Die Nutzung der Toiletten ist auszusetzen bzw. nur im Notfall (z.B. nach Kenterungen) gestattet.

6) Trainings- und Fahrtengruppen verkleinern
a.
Training und das Ausfahren in Einerbooten ist gestattet. Kein Training in den V4. Das Training und Ausfahrten im V2 ist nur in Ausnahmefällen möglich, wenn sichergestellt ist, dass beide Partner aus einer Selbstquarantäne kommen oder in einem Hausstand leben sowie kein Kontakt zu COVID-19-Positiven Personen besteht.
b.
Eine Trainings- oder Fahrtengruppe sollte in der Regel aus maximal 5 Personen, inkl. Trainer oder Trainerin bestehen.
c.
Das Training und die Trainingsgruppen sowie Ausfahrten in Freizeitgruppen sind zu dokumentieren und die Teilnehmer sind zu erfassen, um im Falle von Infektionen, Kontakte
nachvollziehen zu können.
d.
Keine rotierenden oder wechselnden Kleingruppen zulassen. Trainings- oder Fahrtengruppen sind immer mit den gleichen Personen zu besetzen, um so mögliche Verläufe von Infektionsketten jederzeit nachverfolgen zu können. Im Falle einer Ansteckungsgefahr ist dadurch nur jeweils eine kleinere Gruppe betroffen bzw. mit Quarantäne-Maßnahmen zu belegen.

7) Fahrgemeinschaften vorübergehend aussetzen
a.
In der Übergangsphase sollte auf die Bildung von Fahrgemeinschaften zum Training und zu Freizeitfahrten und zu Wettkämpfen verzichtet werden. Ebenso ungeeignet ist der Einsatz von Minivans.
b.
Bootstranssporte möglichst einzeln und nacheinander beladen. Bei Hilfeleistungen Abstandsregeln beachten.

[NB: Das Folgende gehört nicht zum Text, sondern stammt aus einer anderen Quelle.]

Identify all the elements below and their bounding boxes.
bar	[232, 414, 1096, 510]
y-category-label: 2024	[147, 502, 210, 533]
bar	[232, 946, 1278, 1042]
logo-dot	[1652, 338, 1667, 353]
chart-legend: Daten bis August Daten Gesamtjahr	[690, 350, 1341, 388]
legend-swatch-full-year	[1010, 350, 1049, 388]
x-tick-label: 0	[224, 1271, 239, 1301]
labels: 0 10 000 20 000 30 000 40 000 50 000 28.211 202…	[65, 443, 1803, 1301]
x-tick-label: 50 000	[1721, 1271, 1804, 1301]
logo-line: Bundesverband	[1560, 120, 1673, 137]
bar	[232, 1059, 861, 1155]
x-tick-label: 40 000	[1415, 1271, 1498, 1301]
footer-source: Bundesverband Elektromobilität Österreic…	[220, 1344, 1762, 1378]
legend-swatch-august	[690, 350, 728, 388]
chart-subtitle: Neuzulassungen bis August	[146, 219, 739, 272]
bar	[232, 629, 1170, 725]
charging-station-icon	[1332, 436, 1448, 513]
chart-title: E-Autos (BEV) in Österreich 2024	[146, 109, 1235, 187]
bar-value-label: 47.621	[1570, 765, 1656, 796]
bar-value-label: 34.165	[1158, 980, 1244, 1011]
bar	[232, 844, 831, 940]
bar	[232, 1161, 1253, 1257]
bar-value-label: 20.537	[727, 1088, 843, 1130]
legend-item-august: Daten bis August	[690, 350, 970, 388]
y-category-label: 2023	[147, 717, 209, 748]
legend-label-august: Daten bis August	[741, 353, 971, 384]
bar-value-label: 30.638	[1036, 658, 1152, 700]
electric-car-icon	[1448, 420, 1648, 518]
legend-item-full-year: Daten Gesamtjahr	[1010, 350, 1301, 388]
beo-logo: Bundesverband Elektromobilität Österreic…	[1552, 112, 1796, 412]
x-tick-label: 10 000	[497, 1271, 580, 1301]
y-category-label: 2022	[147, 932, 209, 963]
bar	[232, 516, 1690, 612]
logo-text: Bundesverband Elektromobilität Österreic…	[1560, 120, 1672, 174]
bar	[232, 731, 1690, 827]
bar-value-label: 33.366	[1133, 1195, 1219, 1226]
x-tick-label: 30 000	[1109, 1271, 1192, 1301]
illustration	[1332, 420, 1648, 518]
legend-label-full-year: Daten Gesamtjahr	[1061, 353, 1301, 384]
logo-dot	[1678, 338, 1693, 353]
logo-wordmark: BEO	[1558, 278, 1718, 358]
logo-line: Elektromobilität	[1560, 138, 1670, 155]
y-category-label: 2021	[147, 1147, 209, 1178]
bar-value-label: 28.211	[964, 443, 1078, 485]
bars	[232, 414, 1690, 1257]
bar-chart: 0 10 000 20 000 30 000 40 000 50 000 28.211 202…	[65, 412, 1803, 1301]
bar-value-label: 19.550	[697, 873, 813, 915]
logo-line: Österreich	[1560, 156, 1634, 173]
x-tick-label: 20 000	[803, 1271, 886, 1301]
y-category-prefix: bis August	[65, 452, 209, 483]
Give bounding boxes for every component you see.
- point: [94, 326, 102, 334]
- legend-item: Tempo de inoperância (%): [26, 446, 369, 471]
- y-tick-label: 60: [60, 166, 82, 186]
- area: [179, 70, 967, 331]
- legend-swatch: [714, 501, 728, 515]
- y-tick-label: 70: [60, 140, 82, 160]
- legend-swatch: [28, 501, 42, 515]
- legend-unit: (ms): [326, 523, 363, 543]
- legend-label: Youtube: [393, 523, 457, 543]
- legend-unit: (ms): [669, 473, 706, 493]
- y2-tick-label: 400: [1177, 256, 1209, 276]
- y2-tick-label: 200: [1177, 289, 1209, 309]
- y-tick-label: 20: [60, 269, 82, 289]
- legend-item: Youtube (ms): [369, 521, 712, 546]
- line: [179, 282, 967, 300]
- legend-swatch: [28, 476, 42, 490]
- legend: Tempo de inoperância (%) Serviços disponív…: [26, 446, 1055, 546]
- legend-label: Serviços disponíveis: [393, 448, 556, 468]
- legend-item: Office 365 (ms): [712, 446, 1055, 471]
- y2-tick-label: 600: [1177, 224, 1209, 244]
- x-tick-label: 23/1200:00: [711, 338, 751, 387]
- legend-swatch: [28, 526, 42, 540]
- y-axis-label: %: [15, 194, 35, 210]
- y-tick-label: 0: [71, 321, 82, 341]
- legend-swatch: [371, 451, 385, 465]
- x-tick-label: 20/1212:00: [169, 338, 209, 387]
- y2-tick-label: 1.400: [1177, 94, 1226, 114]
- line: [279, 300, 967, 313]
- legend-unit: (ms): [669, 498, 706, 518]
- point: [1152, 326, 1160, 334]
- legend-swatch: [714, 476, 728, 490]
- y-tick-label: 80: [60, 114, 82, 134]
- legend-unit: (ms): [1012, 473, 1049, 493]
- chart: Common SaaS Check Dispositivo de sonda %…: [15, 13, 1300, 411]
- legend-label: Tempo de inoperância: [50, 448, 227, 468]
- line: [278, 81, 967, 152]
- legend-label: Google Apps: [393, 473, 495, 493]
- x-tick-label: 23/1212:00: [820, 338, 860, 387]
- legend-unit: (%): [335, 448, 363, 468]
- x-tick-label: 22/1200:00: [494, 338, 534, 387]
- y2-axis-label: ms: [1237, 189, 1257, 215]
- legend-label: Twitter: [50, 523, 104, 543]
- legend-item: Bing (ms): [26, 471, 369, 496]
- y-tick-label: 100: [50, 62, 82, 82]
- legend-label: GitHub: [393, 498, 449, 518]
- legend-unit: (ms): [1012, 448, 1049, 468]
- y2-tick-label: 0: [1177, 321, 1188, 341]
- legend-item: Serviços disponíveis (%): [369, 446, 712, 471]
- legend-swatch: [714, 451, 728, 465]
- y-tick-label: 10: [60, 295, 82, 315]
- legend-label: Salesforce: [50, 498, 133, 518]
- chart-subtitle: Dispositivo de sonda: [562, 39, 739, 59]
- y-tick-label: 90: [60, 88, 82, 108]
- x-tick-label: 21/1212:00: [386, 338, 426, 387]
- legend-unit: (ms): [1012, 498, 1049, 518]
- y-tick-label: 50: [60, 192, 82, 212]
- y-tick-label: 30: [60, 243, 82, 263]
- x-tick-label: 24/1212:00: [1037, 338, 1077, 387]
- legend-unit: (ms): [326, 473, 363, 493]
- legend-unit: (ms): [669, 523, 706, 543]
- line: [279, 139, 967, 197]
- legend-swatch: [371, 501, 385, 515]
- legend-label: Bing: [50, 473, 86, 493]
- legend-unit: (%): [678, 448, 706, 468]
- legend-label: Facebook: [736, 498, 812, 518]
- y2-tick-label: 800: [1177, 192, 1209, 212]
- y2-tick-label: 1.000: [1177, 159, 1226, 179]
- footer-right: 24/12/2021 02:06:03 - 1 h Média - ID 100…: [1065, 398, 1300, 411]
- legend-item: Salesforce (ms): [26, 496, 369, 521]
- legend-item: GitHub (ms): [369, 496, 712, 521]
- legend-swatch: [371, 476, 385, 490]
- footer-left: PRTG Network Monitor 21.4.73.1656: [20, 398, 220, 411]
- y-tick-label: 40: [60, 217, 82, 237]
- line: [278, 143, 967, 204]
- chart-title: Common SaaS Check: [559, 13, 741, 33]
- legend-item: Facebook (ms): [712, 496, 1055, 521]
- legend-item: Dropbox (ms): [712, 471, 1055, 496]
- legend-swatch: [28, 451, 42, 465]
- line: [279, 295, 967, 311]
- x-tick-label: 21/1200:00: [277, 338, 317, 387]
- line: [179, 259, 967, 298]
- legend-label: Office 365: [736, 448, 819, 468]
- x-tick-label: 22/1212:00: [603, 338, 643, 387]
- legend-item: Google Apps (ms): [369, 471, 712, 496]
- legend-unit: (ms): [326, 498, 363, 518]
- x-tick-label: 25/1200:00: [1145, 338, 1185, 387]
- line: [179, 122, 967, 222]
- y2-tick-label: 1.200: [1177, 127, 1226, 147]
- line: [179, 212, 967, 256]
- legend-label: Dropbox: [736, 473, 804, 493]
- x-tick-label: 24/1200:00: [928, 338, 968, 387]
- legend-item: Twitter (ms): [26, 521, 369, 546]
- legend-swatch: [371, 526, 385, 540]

8) Angehörige von Risikogruppen besonders schützen
a.
Für Angehörige von Risikogruppen ist die Teilnahme am Freizeitsportangeboten ebenfalls von hoher Bedeutung. Umso wichtiger ist es, das Risiko für diesen Personenkreis bestmöglich zu minimieren. In diesen Fällen ist nur geschütztes Individualtraining möglich

13) Alternativen suchen
a.
Dieser Punkt ist insbesondere ein Appell an den gesunden Menschenverstand.
Wenn man bei einer Maßnahme ein ungutes Gefühl hat, sich über die möglichen Risiken nicht im Klaren ist, sollte darauf verzichtet werden und alternativ eine risikofreie Aktivität gesucht werden.

14) Nichtmitglieder
a.
Nichtmitglieder dürfen aktuell nicht an Ausfahrten teilnehmen.

15) Zubehörscheune
a.
Die Scheune, in der unsere Spinde aufgestellt sind, darf nur von maximal einer Person betreten werden.


Hygieneplan

  • Die Vorgaben vom Platzeigentümer sind zu beachten und einzuhalten
  • Das Ent- und Beladen von PKWs erfolgt nur durch den Eigentümer
  • Nur eine Person darf die Lagerscheune betreten und unsere Lagerschränke benutzen
  • Benutztes Material aus unseren Lagerschränken ist vor dem Zurücklegen zu desinfizieren, ebenso die Schrankschlösser nach dem Abschließen
  • Bis auf Weiteres sind falls vorhanden die persönlichen/privaten Paddel zu benutzen
    Bei Benutzung der Vereinspaddel sind diese nach der Benutzung zu desinfizieren.
  • Kanumontage:
    • Jedes Mitglied montiert und transportiert nur das Kanu, das er/sie anschließend benutzt
    • Das Tragen von Handschuhen ist empfohlen
  • Kanudemontage:
    • ausschließlich der Kanubenutzer/-benutzerin kümmert sich um die Demontage, Desinfizierung und Einlagerung
    • Iakus, Befestigungen, Sitzflächen, Kanuflächen rund um den Einstieg, Trageflächen sind bei Einlagerung in das Kanuregal zu desinfizieren
    • das Tragen von Handschuhen ist empfohlen
  • Darüber hinaus sind die üblichen Hygienevorschriften einzuhalten wie:
    • … Abstand halten (1,5m)
    • … Mundschutz benutzen
    • … Nies-/Hustenetikette
    • usw.
  • Mundschutz, falls der Abstand von 1,5 m nicht eingehalten werden kann wird empfohlen.